Kolumne

Bildungsforschung braucht mehr Sichtbarkeit in der öffentlichen Debatte

Eine Kolumne von Lisa Niendorf über die Rolle der Bildungsforschung in der Wissenschaftskommunikation, zwischen Chefpresso-Postings und echtem Dialog.

Die Reputation von Wissenschaftler:innen hängt nach wie vor im besonderen Maße davon ab, wie viel und wie gut sie forschen – und wie viel sie innerhalb der Wissenschaft publizieren. Nicht  außerhalb. Bereits das sogenannte PUSH-Memorandum hob 1999 die Notwendigkeit einer verbesserten Wissenschaftskommunikation hervor. Dennoch hat sich in den letzten 20 Jahren kaum eine Kultur der Wertschätzung für ein Engagement jenseits der neoliberalen Verwertungslogik etabliert – schon gar nicht für Wissenschaftler:innen unterhalb der Professur. Und da wird es nicht besser, wenn Wissenschaftler:innen wegen ihres Engagements in der Wissenschaftskommunikation nicht selten von Kolleg:innen immer noch Spott, Kopfschütteln und Belächeln ernten.  

Dabei lohnt ein Blick über den Tellerrand: so ist Wissenschaftskommunikation in Asien oder in den USA sogar förderlich für die eigene Karriere - sieht man einmal von den Jahren ab, in denen Trump die staatlich finanzierte Wissenschaft bis heute unter Dauerbeschuss nimmt. Hierzulande wirkt sie eher wie ein Karrierehindernis. Und was soll ich sagen: Gefühlt ist die empirische Bildungsforschung dabei besonders spießig. Oder noch nicht mutig genug. Vielleicht weil sie als vergleichsweise junge Disziplin den Druck verspürt, sich noch beweisen zu müssen. Zwar gibt es einige gute und innovative Ausnahmen, wie zum Beispiel das Format „Sitzenbleiben“ vom Leibniz-Institut für Bildungsforschung und Bildungsinformation, den Podcast  vom Forum Bildung Digitalisierung „Auftrag:Aufbruch“ oder den Instagram-Kanal des Verbundprojekts „DigiSchuKumMPK“. Doch lassen sich die Formate eher als unilaterale statt dialogorientierte Informationskanäle mit einer Top-Down Logik verstehen, die für eine gelungene Wissenschaftskommunikation nur bedingt förderlich sind (Besa, 2024; Niendorf, 2025).  

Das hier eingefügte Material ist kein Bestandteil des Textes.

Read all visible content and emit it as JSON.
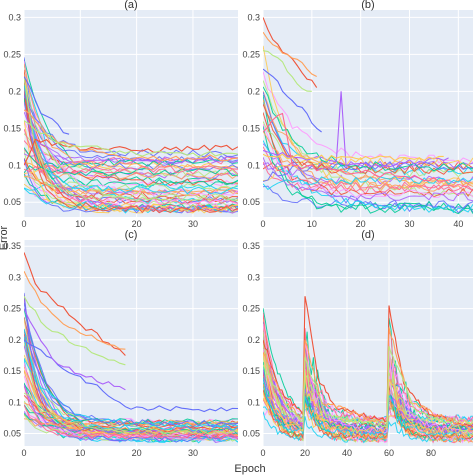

Und für nicht wenige Wissenschaftler:innen, zumeist Professor:innen, bedeutet Wissenschaftskommunikation aber vielmehr ein boomiger Bildpost darüber, welche Kolleg:innen sie auf einer Tagung getroffen haben oder welche aktuelle Publikation druckfrisch aus der Post geangelt wurde. Ich wette, wir alle kennen  diese Art von Posting auf Social Media: der akkurat arrangierte Schreibtisch (aber nicht zu akkurat, es soll ja nach Arbeit aussehen), darauf eine Kaffeetasse mit dem Aufdruck „Chefpresso“, rein zufällig neben der frisch erschienenen Fachzeitschrift stehend, aufgeschlagen ist die eigene Publikation. Manchmal funkeln kleine animierte Sterne. Oben rechts am Bildrand prangt in verspielter Schrift „Out now! 😎“ - als sei damit schon die Öffentlichkeit erreicht und der Lebenslauf um eine Kompetenz reicher.  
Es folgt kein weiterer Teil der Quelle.